There's a multi-line form of this syntax, which uses the ^ character.

f
g(1.0, ^)  -- intermediate
h(^)

Symbolic differentiation

Because these expressions compile directly to TensorFlow graphs, and TensorFlow supports symbolic differentiation, we get symbolic differentiation for free. The syntax for this is a little kludgy still, but this is a way to define a function as well as its symbolic gradient.

squareAndMore = func(x) { emit x * x + x }
squareAndMoreDx = grad[squareAndMore]

// squareAndMore(1.0) == 2.0
// squareAndMoreDx(1.0) == 3.0

Training and function optimization

Since neural network is just a function composed of a many other functions, each with some internal state, we can use these these concepts to train networks! Rather than expecting a human to determine the internal weights of a network, we can discover acceptable values experimentally. This process of discovery is referred to as training. To train a function, we need some example input values and a way to determine how close the function's output is to an acceptable threshold. A function trainer uses symbolic differentiation along with rules about how to update hidden state of a function.

Check out the example of a simple MNIST classifier.

Native loops

Loops are hard to write using TensorFlow's Python API. But it doesn't have to be that way.

Compare the Python API way:

i = tf.constant(0)
c = lambda i: tf.less(i, 10)
b = lambda i: tf.add(i, 1)
r = tf.while_loop(c, b, [i])

With our way:

Note that the // lines are comments indicating what the state of r would look like after loop execution.

r = for i = 5; foo = 1; i < 10 {
  emit foo = foo * i
  emit i = i + 1
}

// r:i == 10
// r:foo == 15120

Native conditionals

Compare an if/else statement in the TensorFlow Python API:

x = tf.constant(2)
y = tf.constant(5)
def f1(): return x * 17
def f2(): return y + 23
r = tf.cond(tf.less(x, y), f1, f2)

With

x = 2
y = 5
if x < y {
  x * 17
} else {
  y + 23
}

Functions

A function can take any number of tensors as input and generate any number of tensors as output.

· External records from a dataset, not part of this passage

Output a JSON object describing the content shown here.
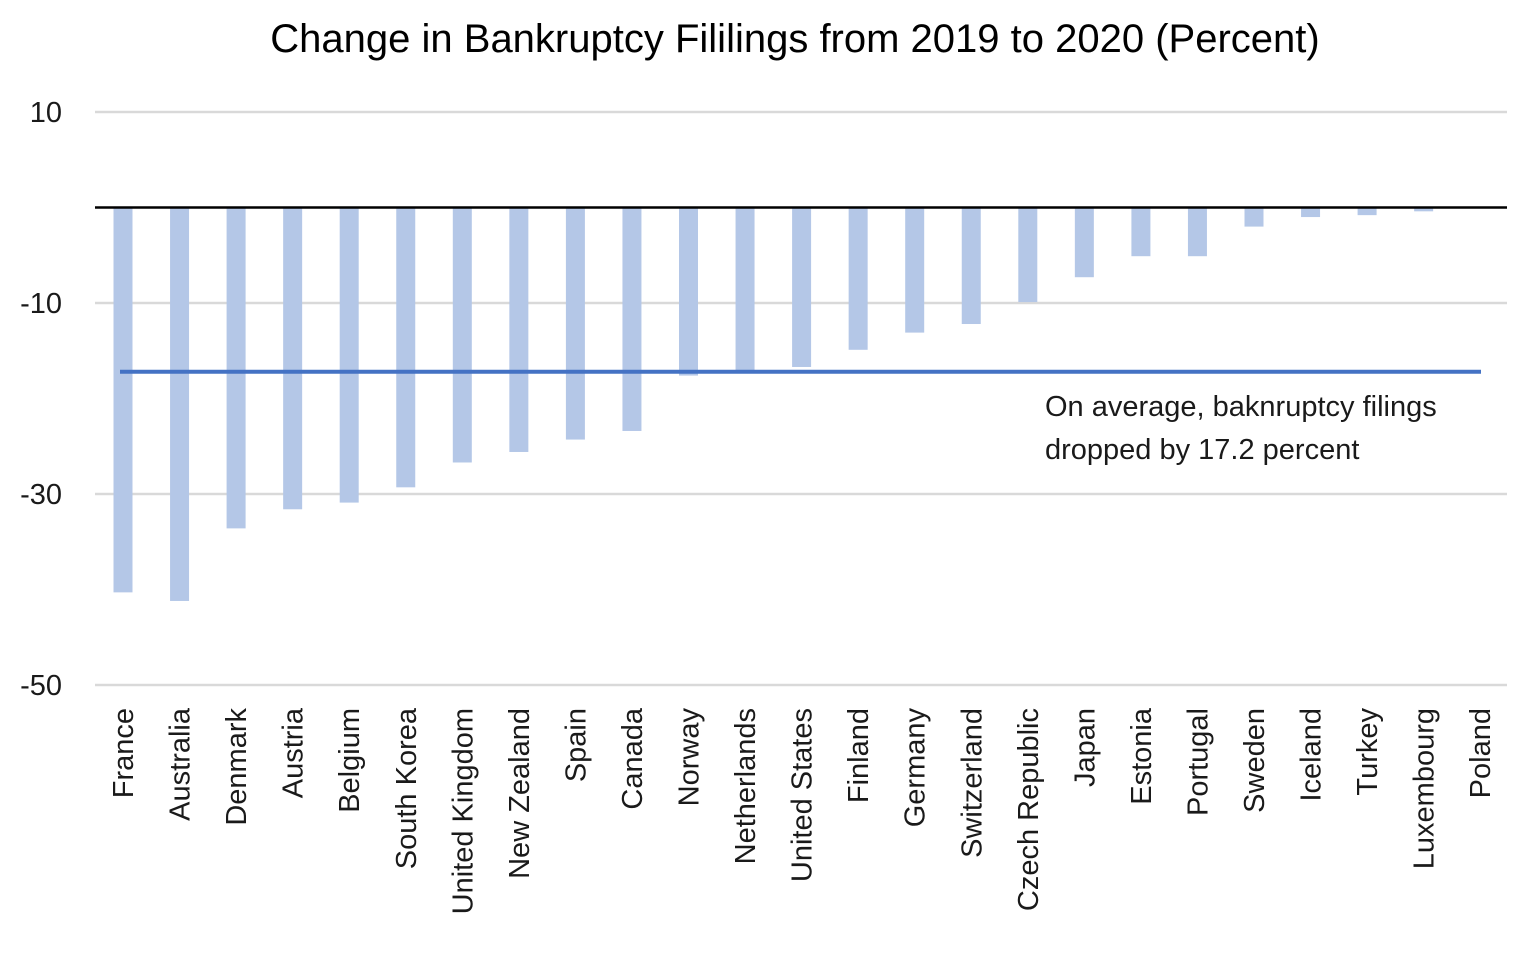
{
  "chart_data": {
    "type": "bar",
    "title": "Change in Bankruptcy Fililings from 2019 to 2020 (Percent)",
    "xlabel": "",
    "ylabel": "",
    "ylim": [
      -50,
      10
    ],
    "yticks": [
      10,
      -10,
      -30,
      -50
    ],
    "grid": true,
    "categories": [
      "France",
      "Australia",
      "Denmark",
      "Austria",
      "Belgium",
      "South Korea",
      "United Kingdom",
      "New Zealand",
      "Spain",
      "Canada",
      "Norway",
      "Netherlands",
      "United States",
      "Finland",
      "Germany",
      "Switzerland",
      "Czech Republic",
      "Japan",
      "Estonia",
      "Portugal",
      "Sweden",
      "Iceland",
      "Turkey",
      "Luxembourg",
      "Poland"
    ],
    "values": [
      -40.3,
      -41.2,
      -33.6,
      -31.6,
      -30.9,
      -29.3,
      -26.7,
      -25.6,
      -24.3,
      -23.4,
      -17.6,
      -17.1,
      -16.7,
      -14.9,
      -13.1,
      -12.2,
      -9.9,
      -7.3,
      -5.1,
      -5.1,
      -2.0,
      -1.0,
      -0.8,
      -0.4,
      0.0
    ],
    "series_color": "#b4c7e7",
    "zero_line_color": "#000000",
    "grid_color": "#d9d9d9",
    "average": {
      "value": -17.2,
      "color": "#4472c4",
      "annotation_lines": [
        "On average,  baknruptcy filings",
        "dropped by 17.2 percent"
      ]
    }
  }
}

Expressions within function bodies are evaluated lazily and asynchronously. The good news is not only is are computations automatically parallelized, but no compute is wasted calculating values you don't need. To make the most of these benefits, you'll need to adjust your thinking a bit about what's executed when.

func add3(x, y, z) {
  emit sum = x + y + z
  emit part = x + y
}

// r = add3(1, 2, 3)
// r:sum == 6
// r:part == 3

In the example above you'll notice a familiar looking function definition syntax. Instead of return we have emit, as the function can emit tensors with different names, but the function does not cease execution when these values are emitted.

Attributes

Sometimes you'd like to introduce flexibility into a function's implementation based on information known at compilation time. In these cases, use attributes.

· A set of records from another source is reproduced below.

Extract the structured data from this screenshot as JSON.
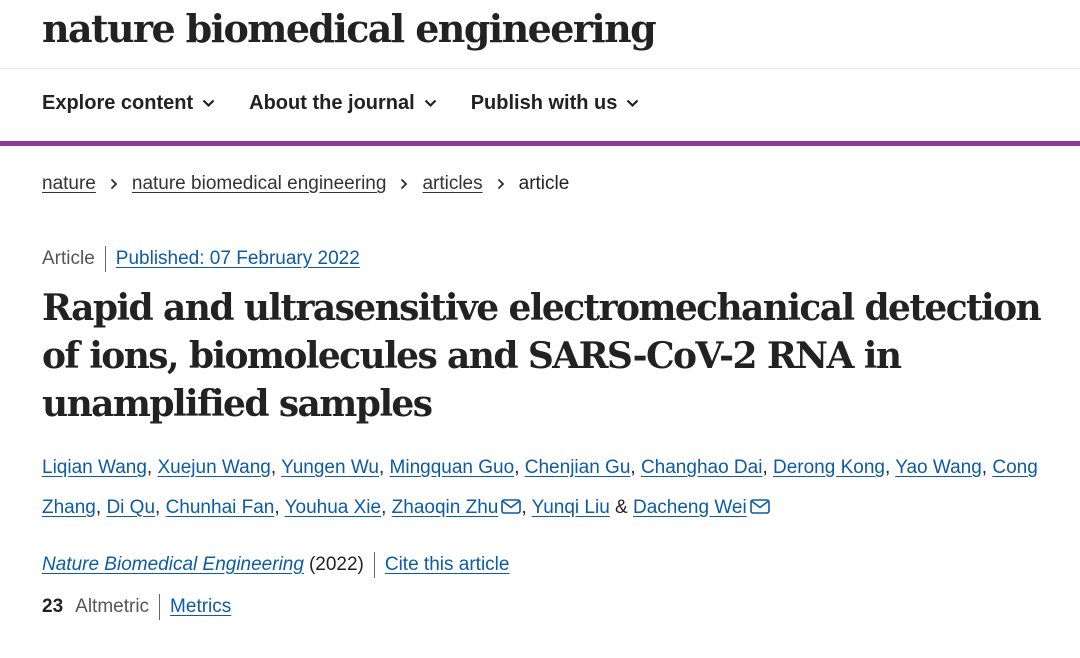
{
  "header": {
    "logo": "nature biomedical engineering"
  },
  "nav": {
    "items": [
      {
        "label": "Explore content"
      },
      {
        "label": "About the journal"
      },
      {
        "label": "Publish with us"
      }
    ]
  },
  "breadcrumb": [
    "nature",
    "nature biomedical engineering",
    "articles",
    "article"
  ],
  "article": {
    "type": "Article",
    "published": "Published: 07 February 2022",
    "title": "Rapid and ultrasensitive electromechanical detection of ions, biomolecules and SARS-CoV-2 RNA in unamplified samples",
    "authors": [
      "Liqian Wang",
      "Xuejun Wang",
      "Yungen Wu",
      "Mingquan Guo",
      "Chenjian Gu",
      "Changhao Dai",
      "Derong Kong",
      "Yao Wang",
      "Cong Zhang",
      "Di Qu",
      "Chunhai Fan",
      "Youhua Xie",
      "Zhaoqin Zhu",
      "Yunqi Liu",
      "Dacheng Wei"
    ],
    "journal": "Nature Biomedical Engineering",
    "year": "(2022)",
    "cite": "Cite this article",
    "altmetric_score": "23",
    "altmetric_label": "Altmetric",
    "metrics": "Metrics"
  },
  "colors": {
    "accent": "#8b3d96",
    "link": "#0c5ba4"
  }
}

func increment[amount](x) {
  return amount + x
}

// increment[amount: 1](1) == 2
// incrementByTwo = increment[amount: 2]
// incrementByTwo(1) == 3

As you can see above, it's possible to define a new function by providing just the attributes of an existing function. While function inputs and outputs can only be tensors, attributes can be anything. Attributes are easy to spot because they're surrounded by [] in both function definition and function application. Function attributes must always be given in keyword form.

Macros

Sometimes you'd like to work with higher-order functions. This is possible using macros.

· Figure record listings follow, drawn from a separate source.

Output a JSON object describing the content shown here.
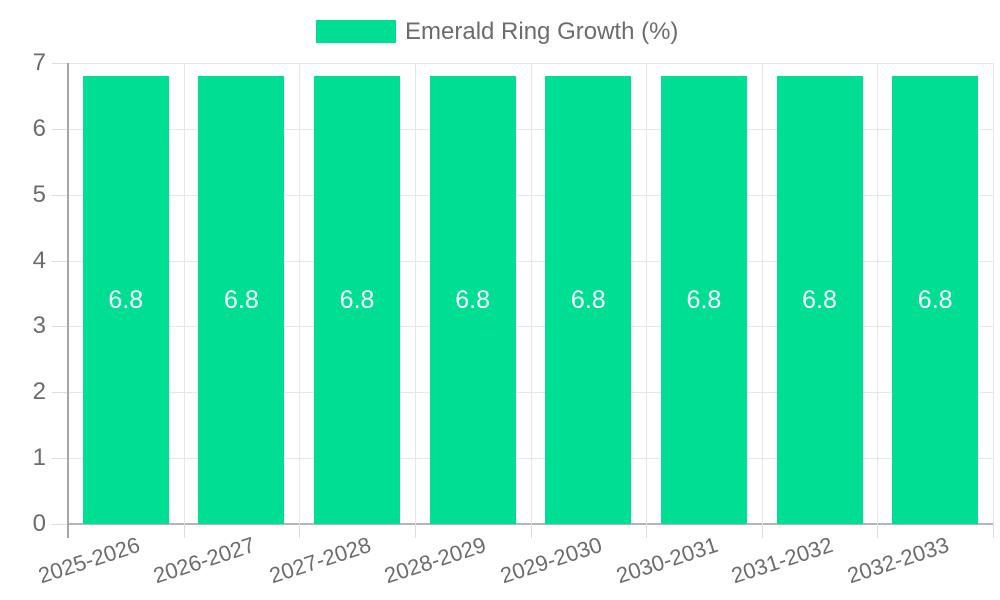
{
  "chart_data": {
    "type": "bar",
    "title": "",
    "categories": [
      "2025-2026",
      "2026-2027",
      "2027-2028",
      "2028-2029",
      "2029-2030",
      "2030-2031",
      "2031-2032",
      "2032-2033"
    ],
    "series": [
      {
        "name": "Emerald Ring Growth (%)",
        "values": [
          6.8,
          6.8,
          6.8,
          6.8,
          6.8,
          6.8,
          6.8,
          6.8
        ],
        "data_labels": [
          "6.8",
          "6.8",
          "6.8",
          "6.8",
          "6.8",
          "6.8",
          "6.8",
          "6.8"
        ]
      }
    ],
    "legend": {
      "label": "Emerald Ring Growth (%)",
      "position": "top"
    },
    "xlabel": "",
    "ylabel": "",
    "ylim": [
      0,
      7
    ],
    "yticks": [
      0,
      1,
      2,
      3,
      4,
      5,
      6,
      7
    ],
    "grid": true,
    "colors": {
      "bar": "#00DE94",
      "bar_label_text": "#ffffff",
      "axis_text": "#6c6c6c",
      "legend_text": "#6c6c6c",
      "gridline": "#e7e7e7",
      "y_axis_line": "#a5a5a5",
      "x_axis_line": "#b5b5b5",
      "tick": "#dcdcdc"
    }
  }
}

func incrementerFactory[amount] {
  emit fn = func(x) {
    emit sum = amount + x
  }
}

As you can see above, the only difference between a function definition and a macro definition is the use of () to specify zero or more arguments. If the () are present in a definition, it's a function definition. If they're absent, it's a macro definition.

Implementation Details

The current implementation of the Tensorlang compiler is written in Python 3. A future version of it may not depend on Python at all. It can generate graphs that are usable without Python. This is important for deploying in places like TensorFlow serving.

Python Integration

If you'd like to use graphs generated by Tensorlang in a Python project, a project like TFI can provide one-line access to a model from a normal Python program. TFI handles mapping mimetypes like image/png to tensors of the proper shape and dtype.